On a few occasions, when the Southern African Missiological Society (SAMS) were discussing the theme for their next conference, I suggested this topic, but the suggestions never got much support, and were never followed up.
Since I wrote that 20 years ago, things have got much worse.
Back in 1995 witch hunts were mainly carried out by people with a traditional fear of witchcraft, and where missiologists did pay attention to it, they thought that the solution was a good dose of modernity and the eradication of outdated superstitions that were relics of a premodern worldview.
Since then, however, witchhunting has started to appear in some (not all) neopentecostal megachurches that are seen by many people in Africa as agents of modernisation.
It was therefore good to read in John Morehead’s blog that at least some missiologists were beginning to pay attention: Morehead’s Musings: IBMR explores “Witchcraft and Mission Studies”:
The January 2015 issue of the International Bulletin of Missionary Research explores the topic of “Witchcraft and Mission Studies.”Essays exploring this topic include:
- “Putting Witch Accusations on the Missiological Agenda: A Case from Northern Peru by Robert J. Priest
- “Beyond the Fence: Confronting Witchcraft Accusations in the Papua New Guinea Highlands” by Philip Gibbs
- “Healing Communities: Contextualizing Responses to Witch Accusations” by Steven D. H. Rasmussen, with Hannah Rasmussen
- “Toward a Christian Response to Witchcraft in Northern Ghana”by Jon P. Kirby
- “Witchcraft Accusations and Christianity in Africa” by J. Kwabena Asamoah-Gyadu
The witch hunts of early modern Europe and those in Africa in the late 20th and early 21st centuries have one thing in common: they occurred in societies that were making a transition from premodernity to modernity, and in that sense they are a feature of modernisation.
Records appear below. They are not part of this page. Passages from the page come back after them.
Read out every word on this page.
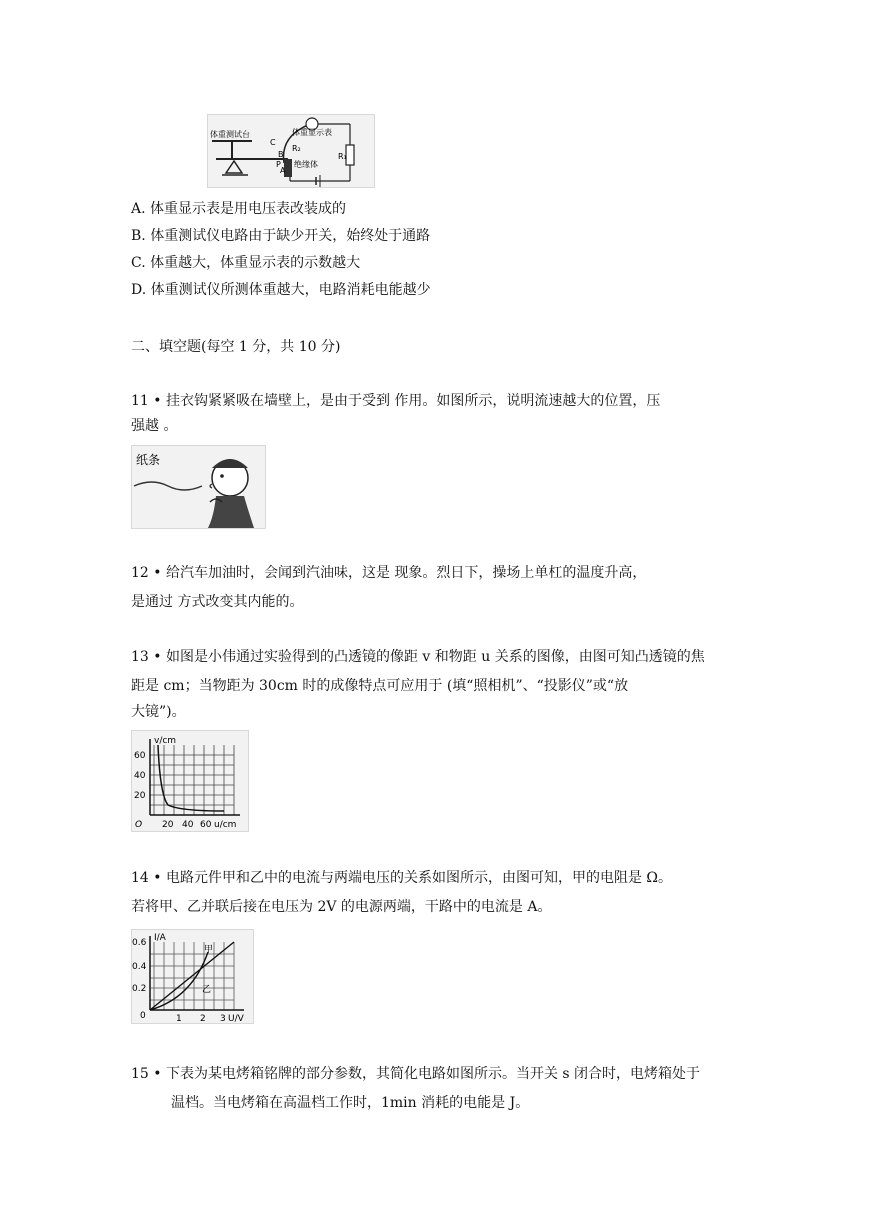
体重测试台	体重显示表
绝缘体
R₁
R₂
C
B
A
P
A. 体重显示表是用电压表改装成的
B. 体重测试仪电路由于缺少开关，始终处于通路
C. 体重越大，体重显示表的示数越大
D. 体重测试仪所测体重越大，电路消耗电能越少
二、填空题(每空 1 分，共 10 分)
11 • 挂衣钩紧紧吸在墙壁上，是由于受到 作用。如图所示，说明流速越大的位置，压
强越 。
纸条
12 • 给汽车加油时，会闻到汽油味，这是 现象。烈日下，操场上单杠的温度升高，
是通过 方式改变其内能的。
13 • 如图是小伟通过实验得到的凸透镜的像距 v 和物距 u 关系的图像，由图可知凸透镜的焦
距是 cm；当物距为 30cm 时的成像特点可应用于 (填“照相机”、“投影仪”或“放
大镜”)。
v/cm
u/cm
O
60
40
20
20 40 60
14 • 电路元件甲和乙中的电流与两端电压的关系如图所示，由图可知，甲的电阻是 Ω。
若将甲、乙并联后接在电压为 2V 的电源两端，干路中的电流是 A。
I/A
U/V
0
0.6
0.4
0.2
1 2 3
甲
乙
15 • 下表为某电烤箱铭牌的部分参数，其简化电路如图所示。当开关 s 闭合时，电烤箱处于
温档。当电烤箱在高温档工作时，1min 消耗的电能是 J。
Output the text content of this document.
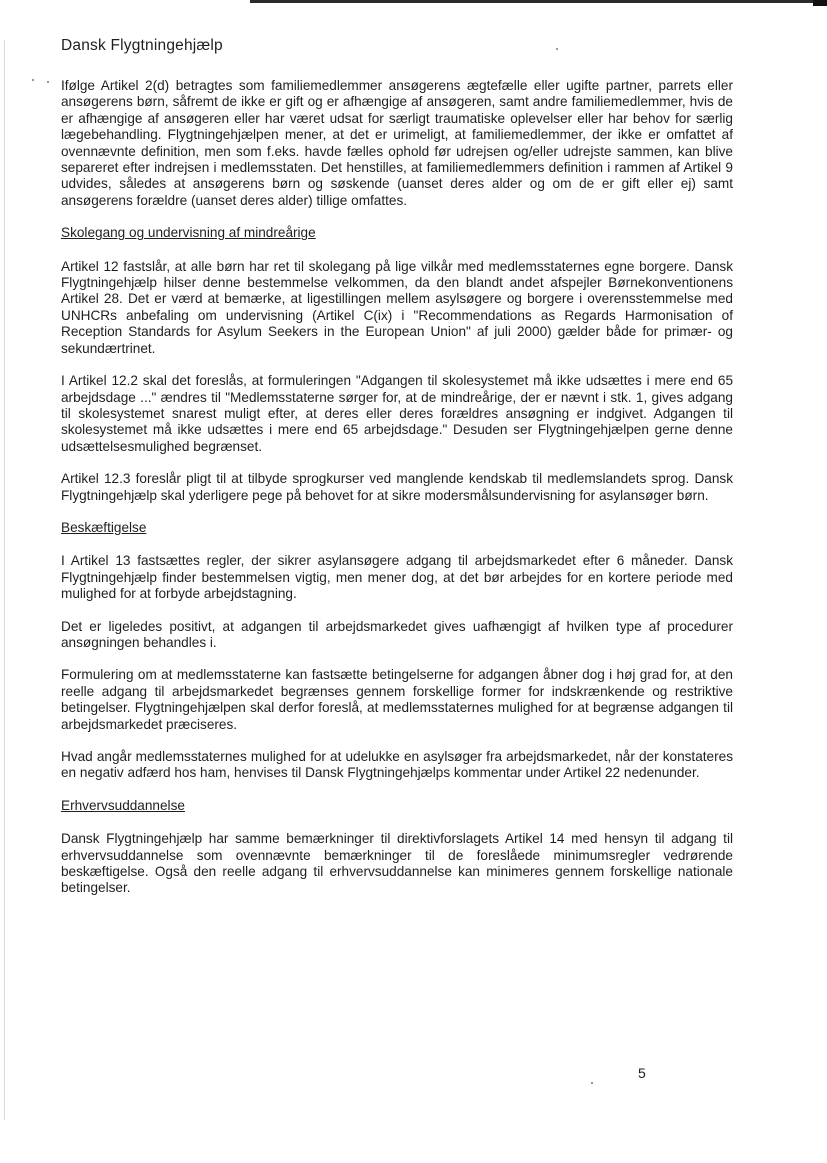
Dansk Flygtningehjælp

Ifølge Artikel 2(d) betragtes som familiemedlemmer ansøgerens ægtefælle eller ugifte partner, parrets eller ansøgerens børn, såfremt de ikke er gift og er afhængige af ansøgeren, samt andre familiemedlemmer, hvis de er afhængige af ansøgeren eller har været udsat for særligt traumatiske oplevelser eller har behov for særlig lægebehandling. Flygtningehjælpen mener, at det er urimeligt, at familiemedlemmer, der ikke er omfattet af ovennævnte definition, men som f.eks. havde fælles ophold før udrejsen og/eller udrejste sammen, kan blive separeret efter indrejsen i medlemsstaten. Det henstilles, at familiemedlemmers definition i rammen af Artikel 9 udvides, således at ansøgerens børn og søskende (uanset deres alder og om de er gift eller ej) samt ansøgerens forældre (uanset deres alder) tillige omfattes.

Skolegang og undervisning af mindreårige

Artikel 12 fastslår, at alle børn har ret til skolegang på lige vilkår med medlemsstaternes egne borgere. Dansk Flygtningehjælp hilser denne bestemmelse velkommen, da den blandt andet afspejler Børnekonventionens Artikel 28. Det er værd at bemærke, at ligestillingen mellem asylsøgere og borgere i overensstemmelse med UNHCRs anbefaling om undervisning (Artikel C(ix) i "Recommendations as Regards Harmonisation of Reception Standards for Asylum Seekers in the European Union" af juli 2000) gælder både for primær- og sekundærtrinet.

I Artikel 12.2 skal det foreslås, at formuleringen "Adgangen til skolesystemet må ikke udsættes i mere end 65 arbejdsdage ..." ændres til "Medlemsstaterne sørger for, at de mindreårige, der er nævnt i stk. 1, gives adgang til skolesystemet snarest muligt efter, at deres eller deres forældres ansøgning er indgivet. Adgangen til skolesystemet må ikke udsættes i mere end 65 arbejdsdage." Desuden ser Flygtningehjælpen gerne denne udsættelsesmulighed begrænset.

Artikel 12.3 foreslår pligt til at tilbyde sprogkurser ved manglende kendskab til medlemslandets sprog. Dansk Flygtningehjælp skal yderligere pege på behovet for at sikre modersmålsundervisning for asylansøger børn.

Beskæftigelse

I Artikel 13 fastsættes regler, der sikrer asylansøgere adgang til arbejdsmarkedet efter 6 måneder. Dansk Flygtningehjælp finder bestemmelsen vigtig, men mener dog, at det bør arbejdes for en kortere periode med mulighed for at forbyde arbejdstagning.

Det er ligeledes positivt, at adgangen til arbejdsmarkedet gives uafhængigt af hvilken type af procedurer ansøgningen behandles i.

Formulering om at medlemsstaterne kan fastsætte betingelserne for adgangen åbner dog i høj grad for, at den reelle adgang til arbejdsmarkedet begrænses gennem forskellige former for indskrænkende og restriktive betingelser. Flygtningehjælpen skal derfor foreslå, at medlemsstaternes mulighed for at begrænse adgangen til arbejdsmarkedet præciseres.

Hvad angår medlemsstaternes mulighed for at udelukke en asylsøger fra arbejdsmarkedet, når der konstateres en negativ adfærd hos ham, henvises til Dansk Flygtningehjælps kommentar under Artikel 22 nedenunder.

Erhvervsuddannelse

Dansk Flygtningehjælp har samme bemærkninger til direktivforslagets Artikel 14 med hensyn til adgang til erhvervsuddannelse som ovennævnte bemærkninger til de foreslåede minimumsregler vedrørende beskæftigelse. Også den reelle adgang til erhvervsuddannelse kan minimeres gennem forskellige nationale betingelser.

5
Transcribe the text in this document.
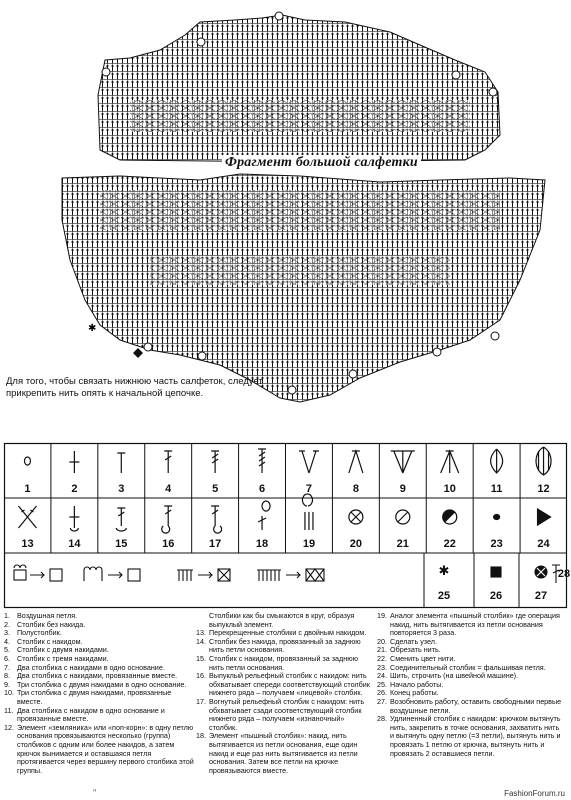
✱
Фрагмент большой салфетки
Для того, чтобы связать нижнюю часть салфеток, следует прикрепить нить опять к начальной цепочке.
1	2	3	4	5	6	7	8	9	10	11	12
13	14	15	16	17	18	19	20	21	22	23	24
✱
25	26	27
28
1. Воздушная петля.
2. Столбик без накида.
3. Полустолбик.
4. Столбик с накидом.
5. Столбик с двумя накидами.
6. Столбик с тремя накидами.
7. Два столбика с накидами в одно основание.
8. Два столбика с накидами, провязанные вместе.
9. Три столбика с двумя накидами в одно основание.
10. Три столбика с двумя накидами, провязанные вместе.
11. Два столбика с накидом в одно основание и провязанные вместе.
12. Элемент «земляника» или «поп-корн»: в одну петлю основания провязываются несколько (группа) столбиков с одним или более накидов, а затем крючок вынимается и оставшаяся петля протягивается через вершину первого столбика этой группы.
Столбики как бы смыкаются в круг, образуя выпуклый элемент.
13. Перекрещенные столбики с двойным накидом.
14. Столбик без накида, провязанный за заднюю нить петли основания.
15. Столбик с накидом, провязанный за заднюю нить петли основания.
16. Выпуклый рельефный столбик с накидом: нить обхватывает спереди соответствующий столбик нижнего ряда – получаем «лицевой» столбик.
17. Вогнутый рельефный столбик с накидом: нить обхватывает сзади соответствующий столбик нижнего ряда – получаем «изнаночный» столбик.
18. Элемент «пышный столбик»: накид, нить вытягивается из петли основания, еще один накид и еще раз нить вытягивается из петли основания. Затем все петли на крючке провязываются вместе.
19. Аналог элемента «пышный столбик» где операция накид, нить вытягивается из петли основания повторяется 3 раза.
20. Сделать узел.
21. Обрезать нить.
22. Сменить цвет нити.
23. Соединительный столбик = фальшивая петля.
24. Шить, строчить (на швейной машине).
25. Начало работы.
26. Конец работы.
27. Возобновить работу, оставить свободными первые воздушные петли.
28. Удлиненный столбик с накидом: крючком вытянуть нить, закрепить в точке основания, захватить нить и вытянуть одну петлю (=3 петли), вытянуть нить и провязать 1 петлю от крючка, вытянуть нить и провязать 2 оставшиеся петли.
"	FashionForum.ru
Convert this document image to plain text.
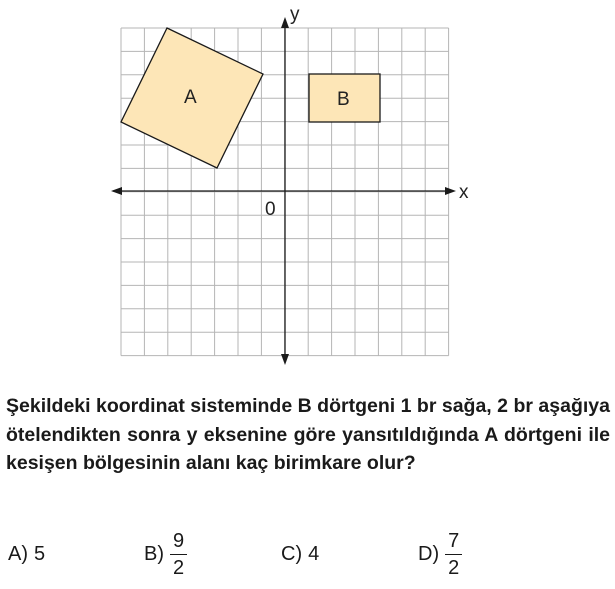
x
y
0
A	B

Şekildeki koordinat sisteminde B dörtgeni 1 br sağa, 2 br aşağıya ötelendikten sonra y eksenine göre yansıtıldığında A dörtgeni ile kesişen bölgesinin alanı kaç birimkare olur?

A) 5	$B) \frac{9}{2}$	C) 4	$D) \frac{7}{2}$
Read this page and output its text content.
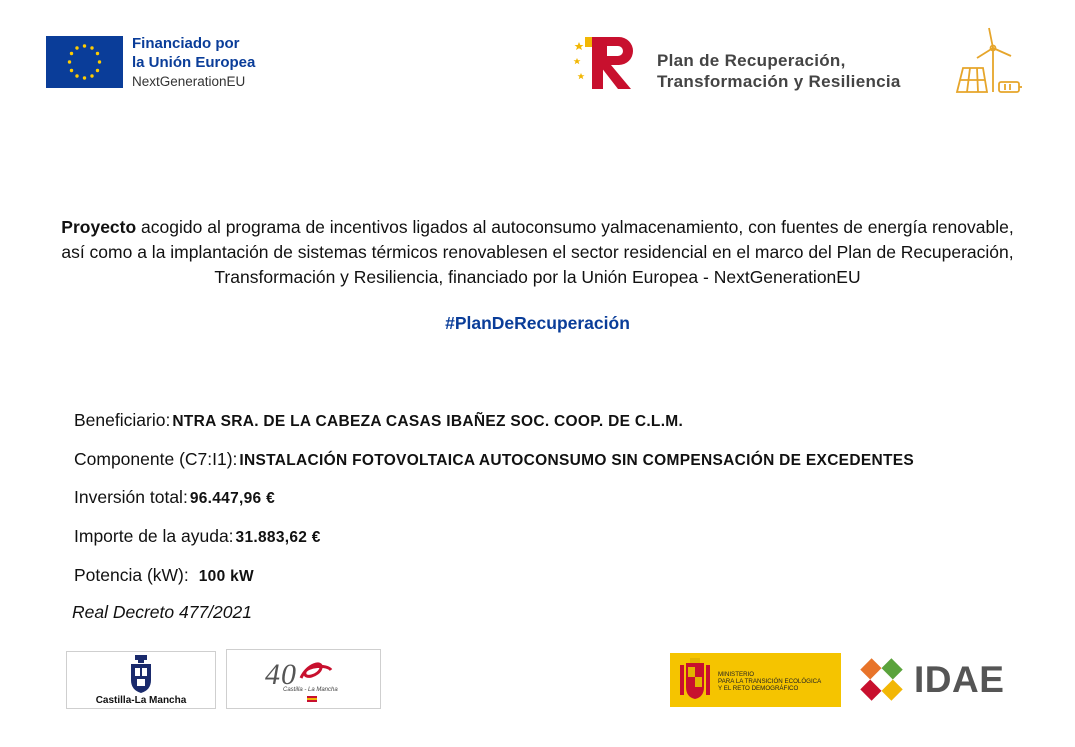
Financiado por
la Unión Europea
NextGenerationEU
Plan de Recuperación,
Transformación y Resiliencia
Proyecto acogido al programa de incentivos ligados al autoconsumo yalmacenamiento, con fuentes de energía renovable, así como a la implantación de sistemas térmicos renovablesen el sector residencial en el marco del Plan de Recuperación, Transformación y Resiliencia, financiado por la Unión Europea - NextGenerationEU
#PlanDeRecuperación
Beneficiario: NTRA SRA. DE LA CABEZA CASAS IBAÑEZ SOC. COOP. DE C.L.M.
Componente (C7:I1): INSTALACIÓN FOTOVOLTAICA AUTOCONSUMO SIN COMPENSACIÓN DE EXCEDENTES
Inversión total: 96.447,96 €
Importe de la ayuda: 31.883,62 €
Potencia (kW): 100 kW
Real Decreto 477/2021
Castilla-La Mancha
4 0
Castilla - La Mancha
MINISTERIO
PARA LA TRANSICIÓN ECOLÓGICA
Y EL RETO DEMOGRÁFICO	IDAE
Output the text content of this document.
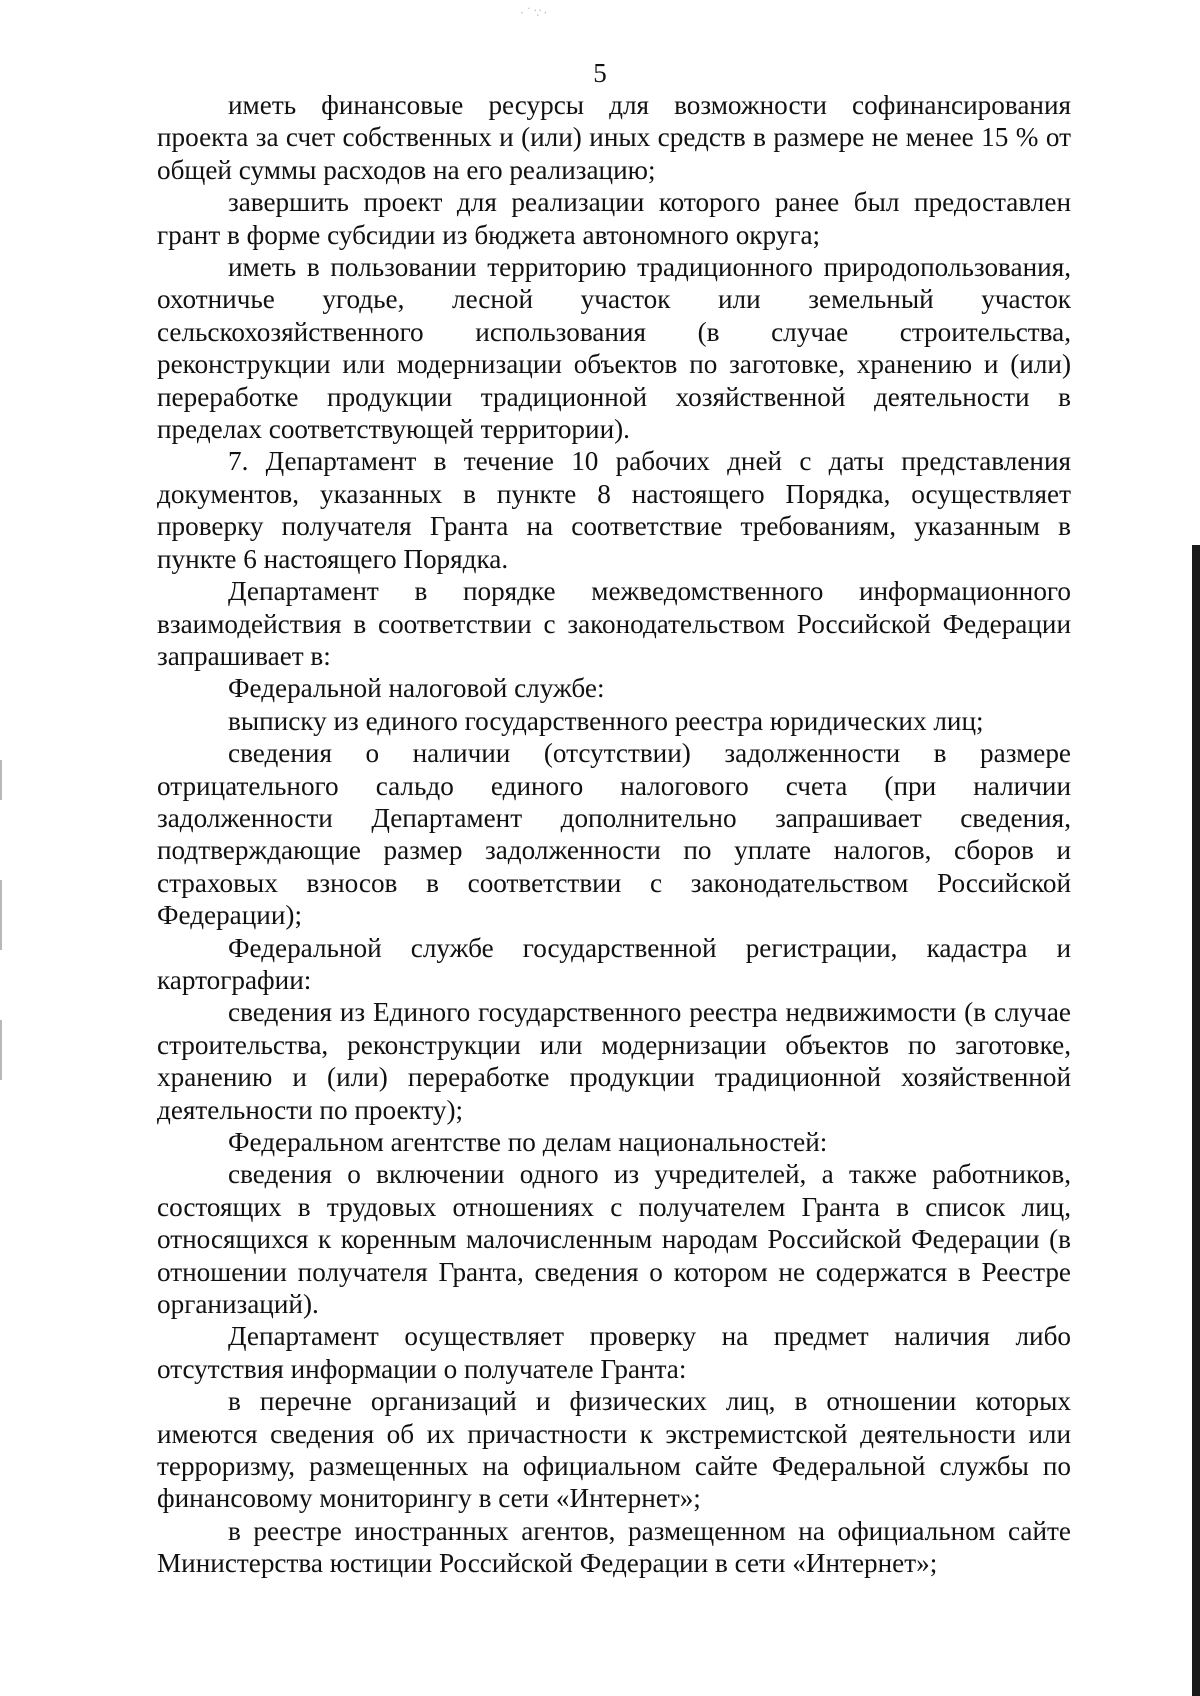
·˙∵·
5

иметь финансовые ресурсы для возможности софинансирования проекта за счет собственных и (или) иных средств в размере не менее 15 % от общей суммы расходов на его реализацию;

завершить проект для реализации которого ранее был предоставлен грант в форме субсидии из бюджета автономного округа;

иметь в пользовании территорию традиционного природопользования, охотничье угодье, лесной участок или земельный участок сельскохозяйственного использования (в случае строительства, реконструкции или модернизации объектов по заготовке, хранению и (или) переработке продукции традиционной хозяйственной деятельности в пределах соответствующей территории).

7. Департамент в течение 10 рабочих дней с даты представления документов, указанных в пункте 8 настоящего Порядка, осуществляет проверку получателя Гранта на соответствие требованиям, указанным в пункте 6 настоящего Порядка.

Департамент в порядке межведомственного информационного взаимодействия в соответствии с законодательством Российской Федерации запрашивает в:

Федеральной налоговой службе:

выписку из единого государственного реестра юридических лиц;

сведения о наличии (отсутствии) задолженности в размере отрицательного сальдо единого налогового счета (при наличии задолженности Департамент дополнительно запрашивает сведения, подтверждающие размер задолженности по уплате налогов, сборов и страховых взносов в соответствии с законодательством Российской Федерации);

Федеральной службе государственной регистрации, кадастра и картографии:

сведения из Единого государственного реестра недвижимости (в случае строительства, реконструкции или модернизации объектов по заготовке, хранению и (или) переработке продукции традиционной хозяйственной деятельности по проекту);

Федеральном агентстве по делам национальностей:

сведения о включении одного из учредителей, а также работников, состоящих в трудовых отношениях с получателем Гранта в список лиц, относящихся к коренным малочисленным народам Российской Федерации (в отношении получателя Гранта, сведения о котором не содержатся в Реестре организаций).

Департамент осуществляет проверку на предмет наличия либо отсутствия информации о получателе Гранта:

в перечне организаций и физических лиц, в отношении которых имеются сведения об их причастности к экстремистской деятельности или терроризму, размещенных на официальном сайте Федеральной службы по финансовому мониторингу в сети «Интернет»;

в реестре иностранных агентов, размещенном на официальном сайте Министерства юстиции Российской Федерации в сети «Интернет»;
Modernity, however, came earlier to Western Europe, and since the 18th century the witch has no longer been seen as a figure of fear, as can be seen in the popularity of the Harry Potter books. Children in Western Europe often think it is rather fun to dress up as imaginary witches and wizards and pretend to be students at the Hogwarts school of wizardry.
In parts of Africa, however, children have sometimes been accused of being witches, and have been expelled from their families, churches and society in general, and subjected to verbal and physical abuse. In such places, far from playing at being witches and wizards, children often have to deny that they are any such thing.
A good article on the background to this can be found here: Understanding Witchcraft Accusations in Africa:
The so-called modern development in Africa, which some argue should have caused witch beliefs to disappear, has not succeeded in addressing the insecurities people encounter in their daily lives which spun witch beliefs in the first place. Many parts of Africa remain at the margins of completely outside the development equation. Development schemes are absent in rural areas, or they are not accessible or affordable to many people. Modern goods that make it to Africa are limited, outdated, adulterated, and second-hand goods including cars, electronics, drugs, computers, aircrafts, books. So “development” here rides the coattails of modern development.
And, lest any white people in southern Africa think that “Africa” only starts on the other side of the Limpopo, check this blog post: 16 Things Black People Wish They Could Explain To Their White Friends | Mukoko:
8 Witchcraft is a big deal.
This is linked to the fact that black people don’t do cats. Witchcraft is real. As real as the fact that when a black woman is pregnant she doesn’t announce it and everyone around her knows not to ask when she’s due. It’s linked to the fear that she will be bewitched if she reveals that kind of information.
So it’s good that missiologists are at last beginning to take this issue seriously. I’m only sorry that it was a missiological journal in North America, and not one in Africa, that is tackling it.